Baptiste Robelin, avocat spécialisé en bail commercial et cession de fonds de commerce, revient sur le sujet parfois flou de l’autorisation du bailleur en cas de location-gérance du fonds de commerce.

L’article L144-1 du Code de commerce définit la location-gérance comme étant un « contrat ou convention par lequel le propriétaire ou l’exploitant d’un fonds de commerce ou d’un établissement artisanal en concède totalement ou partiellement la location à un gérant qui l’exploite à ses risques et périls ».

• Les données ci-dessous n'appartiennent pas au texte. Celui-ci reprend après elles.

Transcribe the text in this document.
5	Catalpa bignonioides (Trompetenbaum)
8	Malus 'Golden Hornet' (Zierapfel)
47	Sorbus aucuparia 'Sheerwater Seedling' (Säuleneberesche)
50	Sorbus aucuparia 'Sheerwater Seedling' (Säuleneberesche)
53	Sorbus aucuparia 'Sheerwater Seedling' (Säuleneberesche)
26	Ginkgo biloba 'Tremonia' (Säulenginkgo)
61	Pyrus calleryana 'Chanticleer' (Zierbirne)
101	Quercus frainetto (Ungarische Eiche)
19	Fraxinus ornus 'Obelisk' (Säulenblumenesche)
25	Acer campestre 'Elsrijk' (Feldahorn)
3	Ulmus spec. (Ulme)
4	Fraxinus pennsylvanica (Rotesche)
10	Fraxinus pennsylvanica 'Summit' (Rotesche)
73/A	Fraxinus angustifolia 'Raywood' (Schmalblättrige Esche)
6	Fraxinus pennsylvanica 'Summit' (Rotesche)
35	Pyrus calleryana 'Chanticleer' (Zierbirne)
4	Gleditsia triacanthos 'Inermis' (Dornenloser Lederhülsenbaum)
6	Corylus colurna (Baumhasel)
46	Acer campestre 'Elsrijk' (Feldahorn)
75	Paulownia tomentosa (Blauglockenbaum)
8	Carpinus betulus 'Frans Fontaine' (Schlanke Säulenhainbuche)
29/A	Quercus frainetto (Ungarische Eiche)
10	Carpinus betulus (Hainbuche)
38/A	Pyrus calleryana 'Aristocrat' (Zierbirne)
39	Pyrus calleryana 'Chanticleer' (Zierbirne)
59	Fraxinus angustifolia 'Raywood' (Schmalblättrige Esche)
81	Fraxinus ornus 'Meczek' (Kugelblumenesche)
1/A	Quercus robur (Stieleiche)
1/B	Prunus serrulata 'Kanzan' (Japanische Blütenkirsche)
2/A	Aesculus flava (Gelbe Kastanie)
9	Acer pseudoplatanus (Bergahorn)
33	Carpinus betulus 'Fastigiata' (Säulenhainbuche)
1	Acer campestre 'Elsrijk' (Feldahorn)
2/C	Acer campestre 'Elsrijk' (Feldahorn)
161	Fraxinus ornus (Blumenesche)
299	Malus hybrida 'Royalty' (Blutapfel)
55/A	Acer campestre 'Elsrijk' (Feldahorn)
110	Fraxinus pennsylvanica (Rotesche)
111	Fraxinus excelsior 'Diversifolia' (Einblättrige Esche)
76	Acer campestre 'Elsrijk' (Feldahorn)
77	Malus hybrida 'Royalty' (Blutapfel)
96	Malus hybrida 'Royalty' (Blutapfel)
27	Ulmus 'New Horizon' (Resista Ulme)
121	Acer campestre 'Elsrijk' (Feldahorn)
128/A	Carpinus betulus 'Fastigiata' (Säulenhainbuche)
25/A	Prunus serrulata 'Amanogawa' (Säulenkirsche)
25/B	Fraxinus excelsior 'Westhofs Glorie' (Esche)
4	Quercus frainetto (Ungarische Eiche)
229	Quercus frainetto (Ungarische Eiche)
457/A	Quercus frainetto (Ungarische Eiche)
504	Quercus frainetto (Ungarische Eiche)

Même si elles peuvent paraître similaires, la location-gérance ne doit pas être confondue avec la sous-location du bail commercial. Alors que la première porte sur la location du fonds de commerce dans son intégralité, la seconde porte uniquement sur le droit d’utiliser les locaux, et donc le droit au bail (Cour de cassation, civile, Chambre civile 3, 19 mars 2008, 07-11.805, Publié au bulletin).

Sur un plan juridique, la sous-location est prohibée par l’article L145-31 du Code de commerce, sauf mentions contraires au bail. En revanche il n’existe pas de dispositions analogues concernant la location-gérance, l’interdiction doit donc être expressément prévue dans le bail.

C’est pourquoi, pour tenter de contourner cette interdiction, il n’est pas rare que le locataire tente de déguiser une sous-location en location gérance. Le bailleur pourra néanmoins demander la requalification de la location-gérance en sous-location, s’il prouve l’existence d’une fraude visant à contourner l’interdiction posée par L145-31 (Cour de cassation, civile, Chambre civile 3, 7 juillet 2016, 15-16.101, Inédit).

Par conséquent, en cas de silence du bail commercial la location-gérance est réputée autorisée. Ceci étant, il existe également des décisions jurisprudentielles qui tendent à considérer que certaines clauses insérées au bail commercial peuvent être assimilées à une interdiction de location-gérance, dès lors que le bail prévoit une occupation personnelle par le preneur (Cour de cassation, civile, Chambre civile 3, 30 septembre 2008, 07-11.459, Inédit).

En ce sens, deux arrêts rendus par la Cour d’appel de Paris : CA Paris, ch. 16, sect. A, 14 déc. 2005, n° 03/08817 et CA Paris, ch. 16, sect. B, 5 avr. 2007, n° 06/10620,  retiennent respectivement que :

« Le preneur devra occuper personnellement les lieux loués. Il s’interdit de sous-louer ou de prêter à des tiers tout ou partie desdits lieux, sous quelque prétexte que ce soit et sous quelque forme que ce soit, même temporairement et à titre gratuit et précaire, ainsi que d’y domicilier toute personne physique ou morale (…) oblige le preneur à ne pas mettre les locaux donnés à bail à la disposition d’une tierce personne, et partant, interdit nécessairement de donner le fonds de commerce en location-gérance ; que la mise en location-gérance d’un fonds de commerce emporte en effet celle des locaux dans lesquels est exploité le fonds »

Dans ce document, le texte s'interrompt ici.